December 11, 2009
Bonnie Goldman: Let's switch to pregnancy. Dr. Stone, what are the current treatment recommendations regarding pregnant HIV-infected women?
Valerie Stone: I think that it's very important that providers be completely encouraging and open to the idea of their women patients with HIV having children.
I've been treating patients with this disease for so long and, I remember a time when there was actually a debate in the literature 15 years ago about whether that was something that was ethically correct.
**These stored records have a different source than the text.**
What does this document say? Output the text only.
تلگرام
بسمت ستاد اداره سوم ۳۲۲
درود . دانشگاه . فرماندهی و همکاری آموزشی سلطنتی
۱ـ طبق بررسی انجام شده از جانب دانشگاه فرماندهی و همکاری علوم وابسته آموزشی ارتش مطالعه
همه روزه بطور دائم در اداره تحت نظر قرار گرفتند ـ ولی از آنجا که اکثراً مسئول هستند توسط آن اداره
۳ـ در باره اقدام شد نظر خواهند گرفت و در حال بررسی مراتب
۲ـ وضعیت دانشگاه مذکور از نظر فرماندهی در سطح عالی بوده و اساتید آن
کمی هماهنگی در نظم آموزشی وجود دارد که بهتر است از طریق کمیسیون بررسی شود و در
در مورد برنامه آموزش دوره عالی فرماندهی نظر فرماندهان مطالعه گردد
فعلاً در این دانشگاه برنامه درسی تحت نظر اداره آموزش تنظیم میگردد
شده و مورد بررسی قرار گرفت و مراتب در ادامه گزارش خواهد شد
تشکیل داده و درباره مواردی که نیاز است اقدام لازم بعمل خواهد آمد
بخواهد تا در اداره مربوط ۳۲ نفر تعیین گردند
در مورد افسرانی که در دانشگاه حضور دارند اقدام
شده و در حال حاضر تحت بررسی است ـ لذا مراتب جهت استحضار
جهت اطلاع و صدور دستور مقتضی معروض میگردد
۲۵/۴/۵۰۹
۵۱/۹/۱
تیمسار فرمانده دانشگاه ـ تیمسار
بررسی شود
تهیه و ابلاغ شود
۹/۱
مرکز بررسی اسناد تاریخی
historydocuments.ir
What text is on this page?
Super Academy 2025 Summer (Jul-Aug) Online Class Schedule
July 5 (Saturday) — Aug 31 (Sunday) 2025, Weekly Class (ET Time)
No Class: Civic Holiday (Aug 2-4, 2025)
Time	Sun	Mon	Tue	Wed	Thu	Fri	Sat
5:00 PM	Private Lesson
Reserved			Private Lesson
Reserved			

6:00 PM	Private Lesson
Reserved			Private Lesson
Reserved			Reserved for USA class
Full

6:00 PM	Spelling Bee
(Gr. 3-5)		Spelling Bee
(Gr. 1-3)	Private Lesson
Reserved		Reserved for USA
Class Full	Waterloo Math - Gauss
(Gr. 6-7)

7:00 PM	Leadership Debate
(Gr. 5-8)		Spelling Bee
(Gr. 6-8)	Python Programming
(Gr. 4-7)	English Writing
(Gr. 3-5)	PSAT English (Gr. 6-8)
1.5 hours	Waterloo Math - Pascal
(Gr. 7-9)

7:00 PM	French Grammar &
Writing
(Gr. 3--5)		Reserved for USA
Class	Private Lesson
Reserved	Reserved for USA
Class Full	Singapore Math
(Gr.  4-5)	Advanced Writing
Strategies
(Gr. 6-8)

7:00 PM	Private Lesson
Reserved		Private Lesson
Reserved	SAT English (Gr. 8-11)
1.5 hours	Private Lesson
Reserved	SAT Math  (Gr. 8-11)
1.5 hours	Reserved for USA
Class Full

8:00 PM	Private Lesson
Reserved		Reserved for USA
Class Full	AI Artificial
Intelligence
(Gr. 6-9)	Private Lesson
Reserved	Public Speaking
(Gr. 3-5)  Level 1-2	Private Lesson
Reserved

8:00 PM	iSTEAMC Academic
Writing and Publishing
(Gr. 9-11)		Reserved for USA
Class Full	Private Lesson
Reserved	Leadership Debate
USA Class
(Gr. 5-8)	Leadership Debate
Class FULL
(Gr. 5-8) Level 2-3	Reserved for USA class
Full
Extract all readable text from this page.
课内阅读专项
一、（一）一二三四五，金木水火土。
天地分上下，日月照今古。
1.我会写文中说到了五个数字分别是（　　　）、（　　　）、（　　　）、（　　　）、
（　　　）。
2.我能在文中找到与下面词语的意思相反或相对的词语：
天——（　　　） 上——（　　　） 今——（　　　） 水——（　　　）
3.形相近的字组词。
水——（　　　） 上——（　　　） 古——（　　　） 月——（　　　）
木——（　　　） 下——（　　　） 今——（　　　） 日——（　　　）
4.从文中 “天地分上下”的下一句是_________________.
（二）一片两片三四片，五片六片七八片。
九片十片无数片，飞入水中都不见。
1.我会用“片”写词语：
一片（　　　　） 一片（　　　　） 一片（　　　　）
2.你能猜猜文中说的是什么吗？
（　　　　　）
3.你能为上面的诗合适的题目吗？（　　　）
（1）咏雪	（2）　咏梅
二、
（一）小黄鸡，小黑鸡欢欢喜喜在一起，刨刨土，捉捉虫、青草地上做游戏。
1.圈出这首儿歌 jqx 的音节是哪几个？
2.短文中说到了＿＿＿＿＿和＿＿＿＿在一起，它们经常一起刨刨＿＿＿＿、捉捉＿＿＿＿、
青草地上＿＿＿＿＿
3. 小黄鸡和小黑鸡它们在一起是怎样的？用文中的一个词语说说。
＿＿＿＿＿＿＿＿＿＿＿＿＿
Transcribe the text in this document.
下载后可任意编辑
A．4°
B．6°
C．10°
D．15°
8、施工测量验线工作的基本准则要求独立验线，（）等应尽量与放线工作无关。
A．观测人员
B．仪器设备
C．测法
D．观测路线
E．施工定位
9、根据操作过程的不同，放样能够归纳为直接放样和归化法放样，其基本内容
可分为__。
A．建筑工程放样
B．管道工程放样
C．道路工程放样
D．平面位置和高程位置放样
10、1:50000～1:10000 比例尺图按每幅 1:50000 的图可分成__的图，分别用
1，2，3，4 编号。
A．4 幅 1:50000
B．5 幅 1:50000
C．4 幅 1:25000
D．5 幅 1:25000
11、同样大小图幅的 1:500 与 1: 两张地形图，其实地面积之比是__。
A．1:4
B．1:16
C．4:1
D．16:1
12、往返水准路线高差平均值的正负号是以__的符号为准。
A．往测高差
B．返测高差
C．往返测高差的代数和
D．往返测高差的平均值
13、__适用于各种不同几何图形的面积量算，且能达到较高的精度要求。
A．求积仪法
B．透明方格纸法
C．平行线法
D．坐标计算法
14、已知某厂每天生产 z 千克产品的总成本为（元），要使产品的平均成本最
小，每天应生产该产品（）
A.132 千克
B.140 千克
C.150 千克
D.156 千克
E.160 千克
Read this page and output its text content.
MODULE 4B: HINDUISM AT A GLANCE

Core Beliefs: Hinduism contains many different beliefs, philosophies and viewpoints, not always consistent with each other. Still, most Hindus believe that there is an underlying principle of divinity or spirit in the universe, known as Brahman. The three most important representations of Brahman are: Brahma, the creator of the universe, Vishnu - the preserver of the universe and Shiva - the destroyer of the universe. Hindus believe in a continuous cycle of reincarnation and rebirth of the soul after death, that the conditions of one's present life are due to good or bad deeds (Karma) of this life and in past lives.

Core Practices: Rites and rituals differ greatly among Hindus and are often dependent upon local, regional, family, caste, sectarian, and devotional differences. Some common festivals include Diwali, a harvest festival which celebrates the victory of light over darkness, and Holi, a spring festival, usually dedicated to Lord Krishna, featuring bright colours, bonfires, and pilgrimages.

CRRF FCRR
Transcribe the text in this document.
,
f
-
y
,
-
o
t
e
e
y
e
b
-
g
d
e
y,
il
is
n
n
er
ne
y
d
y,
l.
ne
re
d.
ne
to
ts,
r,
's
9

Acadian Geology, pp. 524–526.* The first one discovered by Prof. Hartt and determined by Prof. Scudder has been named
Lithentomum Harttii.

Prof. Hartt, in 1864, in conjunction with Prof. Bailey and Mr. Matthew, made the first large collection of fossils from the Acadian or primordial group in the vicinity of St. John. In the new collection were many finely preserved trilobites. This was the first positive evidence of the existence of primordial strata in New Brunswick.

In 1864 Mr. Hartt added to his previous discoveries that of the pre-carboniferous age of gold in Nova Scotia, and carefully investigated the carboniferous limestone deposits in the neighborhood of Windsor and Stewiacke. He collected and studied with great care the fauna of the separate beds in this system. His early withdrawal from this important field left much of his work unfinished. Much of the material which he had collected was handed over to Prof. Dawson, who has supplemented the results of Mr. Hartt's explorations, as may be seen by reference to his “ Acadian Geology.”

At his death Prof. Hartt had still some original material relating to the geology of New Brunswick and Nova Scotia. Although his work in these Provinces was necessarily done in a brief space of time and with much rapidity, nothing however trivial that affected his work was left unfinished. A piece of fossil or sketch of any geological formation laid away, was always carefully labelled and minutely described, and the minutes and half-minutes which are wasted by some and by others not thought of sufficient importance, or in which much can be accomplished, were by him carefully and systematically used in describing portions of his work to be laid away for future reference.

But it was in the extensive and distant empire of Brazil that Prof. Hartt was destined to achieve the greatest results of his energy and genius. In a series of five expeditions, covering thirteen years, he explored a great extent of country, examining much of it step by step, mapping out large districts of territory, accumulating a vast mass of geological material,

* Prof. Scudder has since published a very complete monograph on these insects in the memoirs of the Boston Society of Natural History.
I think that we really see this as an important part of life for women, and men, as well, and that women with HIV should know that they can be very effectively treated during pregnancy.
There are guidelines from the U.S. Public Health Service regarding what regimens are recommended during pregnancy. They haven't changed very much over time. The regimen that's most clearly recommended is boosted lopinavir with Combivir -- that is AZT [zidovudine, Retrovir] and 3TC [lamivudine, Epivir]. That's probably the most common regimen used in the United States.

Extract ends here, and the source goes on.